I refer readers back to an article written here in 2011, titled 'The End of Petrotyranny', where I claimed that high oil prices were rapidly burning through the buffer that was shielding oil from technological disruption. I quantified the buffer in an equation, and even provided a point value to how much of the buffer was still remaining at the time.
I am happy to declare a precise victory for this prediction, with oil prices having fallen by two-thirds and remaining there for well over a year. While hydraulic fracturing (fracking) turned out to be the primary technology to bring down the OPEC fortress, other technologies such as photovoltaics, batteries, and nanomaterials contributed secondary pressure to the disruption. The disruption unfolded in accordance with the 2011 Law of Finite Petrotyranny :
From the start of 2011, measure the dollar-years of area enclosed by a chart of the price of oil above $70. There are only 200 such dollar-years remaining for the current world petro-order. We can call this the 'Law of Finite Petrotyranny'.
Go to the original article to see various scenarios of how the dollar-years could have been depleted.
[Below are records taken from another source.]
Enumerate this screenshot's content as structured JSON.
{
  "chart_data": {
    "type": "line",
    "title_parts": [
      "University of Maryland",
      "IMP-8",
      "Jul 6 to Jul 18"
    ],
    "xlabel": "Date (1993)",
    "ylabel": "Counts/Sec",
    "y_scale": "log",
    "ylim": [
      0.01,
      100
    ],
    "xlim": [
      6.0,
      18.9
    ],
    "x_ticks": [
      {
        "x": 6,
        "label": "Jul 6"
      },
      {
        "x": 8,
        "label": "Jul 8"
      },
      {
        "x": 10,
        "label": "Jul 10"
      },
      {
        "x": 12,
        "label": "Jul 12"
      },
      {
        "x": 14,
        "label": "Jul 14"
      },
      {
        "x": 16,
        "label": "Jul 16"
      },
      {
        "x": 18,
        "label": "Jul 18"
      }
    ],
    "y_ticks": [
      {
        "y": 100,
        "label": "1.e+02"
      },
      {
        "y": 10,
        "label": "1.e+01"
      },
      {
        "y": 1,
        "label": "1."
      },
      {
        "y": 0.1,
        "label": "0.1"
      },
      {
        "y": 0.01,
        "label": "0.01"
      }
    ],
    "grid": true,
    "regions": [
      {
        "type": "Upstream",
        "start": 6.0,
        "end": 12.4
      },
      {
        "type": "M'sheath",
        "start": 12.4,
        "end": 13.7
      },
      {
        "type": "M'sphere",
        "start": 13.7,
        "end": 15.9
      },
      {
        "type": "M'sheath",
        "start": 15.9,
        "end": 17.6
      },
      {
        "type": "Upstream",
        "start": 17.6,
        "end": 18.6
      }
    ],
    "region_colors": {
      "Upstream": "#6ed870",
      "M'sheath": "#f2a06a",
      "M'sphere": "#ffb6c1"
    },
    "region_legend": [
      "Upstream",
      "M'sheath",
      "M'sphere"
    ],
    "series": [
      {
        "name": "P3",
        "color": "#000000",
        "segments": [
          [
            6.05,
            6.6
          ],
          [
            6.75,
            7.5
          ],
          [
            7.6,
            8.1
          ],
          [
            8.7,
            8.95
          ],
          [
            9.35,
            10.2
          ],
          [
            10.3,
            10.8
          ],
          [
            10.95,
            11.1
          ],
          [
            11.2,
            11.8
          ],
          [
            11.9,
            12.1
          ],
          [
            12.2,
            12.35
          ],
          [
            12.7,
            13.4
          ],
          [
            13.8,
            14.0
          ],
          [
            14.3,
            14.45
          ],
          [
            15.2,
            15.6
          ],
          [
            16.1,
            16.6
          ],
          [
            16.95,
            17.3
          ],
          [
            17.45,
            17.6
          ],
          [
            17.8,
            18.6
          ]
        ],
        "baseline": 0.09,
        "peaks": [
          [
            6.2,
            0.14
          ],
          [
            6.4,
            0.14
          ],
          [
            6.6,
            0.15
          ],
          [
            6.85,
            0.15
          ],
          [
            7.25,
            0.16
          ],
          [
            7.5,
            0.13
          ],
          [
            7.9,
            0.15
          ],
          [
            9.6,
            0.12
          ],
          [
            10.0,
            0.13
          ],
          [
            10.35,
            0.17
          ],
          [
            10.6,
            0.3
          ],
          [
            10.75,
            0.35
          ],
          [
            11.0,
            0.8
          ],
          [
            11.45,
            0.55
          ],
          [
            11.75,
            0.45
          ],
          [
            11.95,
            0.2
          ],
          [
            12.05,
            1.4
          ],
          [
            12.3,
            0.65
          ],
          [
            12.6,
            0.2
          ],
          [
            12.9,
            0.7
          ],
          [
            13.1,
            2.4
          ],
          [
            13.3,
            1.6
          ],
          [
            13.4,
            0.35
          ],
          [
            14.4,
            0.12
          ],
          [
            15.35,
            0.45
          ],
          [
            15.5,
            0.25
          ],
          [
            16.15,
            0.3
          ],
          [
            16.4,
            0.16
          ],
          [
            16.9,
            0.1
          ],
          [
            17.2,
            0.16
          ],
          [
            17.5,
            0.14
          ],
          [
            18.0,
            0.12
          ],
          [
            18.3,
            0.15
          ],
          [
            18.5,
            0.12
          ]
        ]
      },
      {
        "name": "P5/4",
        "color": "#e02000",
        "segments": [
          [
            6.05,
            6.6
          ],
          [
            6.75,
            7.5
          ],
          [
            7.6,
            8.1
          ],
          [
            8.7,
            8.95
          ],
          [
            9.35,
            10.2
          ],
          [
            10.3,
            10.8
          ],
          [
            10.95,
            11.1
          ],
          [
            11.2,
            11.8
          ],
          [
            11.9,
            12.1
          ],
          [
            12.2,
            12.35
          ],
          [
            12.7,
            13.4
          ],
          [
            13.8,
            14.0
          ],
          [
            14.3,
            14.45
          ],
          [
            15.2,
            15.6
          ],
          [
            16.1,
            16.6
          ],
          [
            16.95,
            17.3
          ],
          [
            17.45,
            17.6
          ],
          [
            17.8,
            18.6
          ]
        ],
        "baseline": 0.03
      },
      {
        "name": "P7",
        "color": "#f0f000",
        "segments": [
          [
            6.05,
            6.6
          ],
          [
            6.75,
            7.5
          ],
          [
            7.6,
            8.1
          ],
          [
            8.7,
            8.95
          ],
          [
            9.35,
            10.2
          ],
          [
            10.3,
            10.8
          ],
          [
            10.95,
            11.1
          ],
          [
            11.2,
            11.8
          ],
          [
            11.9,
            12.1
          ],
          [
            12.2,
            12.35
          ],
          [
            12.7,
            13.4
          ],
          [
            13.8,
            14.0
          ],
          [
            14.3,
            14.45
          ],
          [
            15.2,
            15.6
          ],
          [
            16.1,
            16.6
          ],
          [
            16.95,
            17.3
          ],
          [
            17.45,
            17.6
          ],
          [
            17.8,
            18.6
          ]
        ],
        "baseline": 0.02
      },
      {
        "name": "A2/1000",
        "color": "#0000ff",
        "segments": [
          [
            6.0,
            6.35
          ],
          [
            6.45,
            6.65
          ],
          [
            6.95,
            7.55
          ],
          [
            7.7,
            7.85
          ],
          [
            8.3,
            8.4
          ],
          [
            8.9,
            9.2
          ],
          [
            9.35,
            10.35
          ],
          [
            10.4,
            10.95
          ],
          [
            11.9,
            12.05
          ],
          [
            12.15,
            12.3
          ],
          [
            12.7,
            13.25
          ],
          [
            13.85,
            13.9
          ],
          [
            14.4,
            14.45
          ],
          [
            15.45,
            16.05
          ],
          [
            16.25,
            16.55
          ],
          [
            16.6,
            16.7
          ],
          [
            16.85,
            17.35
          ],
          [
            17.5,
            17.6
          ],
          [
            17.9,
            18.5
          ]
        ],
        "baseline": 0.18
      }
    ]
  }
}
While we have not used up the full 200 dollar-years to date, the range of scenarios is now much tighter, particularly since fracking in the US continues to lower its breakeven threshold. At present, over $2T/year that was flowing from oil importers to oil producers, has now vanished, to the immense benefit of oil importers, which are the nations that conduct virtually all technological innovation.
The 2011 article was not the first time this subject of technological pressure rising in proportion to the degree of oil price excess has been addressed here at The Futurist. There were prior articles in 2007, as well as 2006 (twice).
As production feverishly scales back, and some of the less central petrostates implode, oil prices will gradually rise back up, generally saturating at the $70 level (itself predicted in 2006) in order to deplete the remaining dollar-years. But we may never again see oil at such a high price relative to world GDP, as existed from most of 2007-14 (oil would have to be $200+/barrel today to surpass the record of $147 set in 2008, in proportion to World GDP).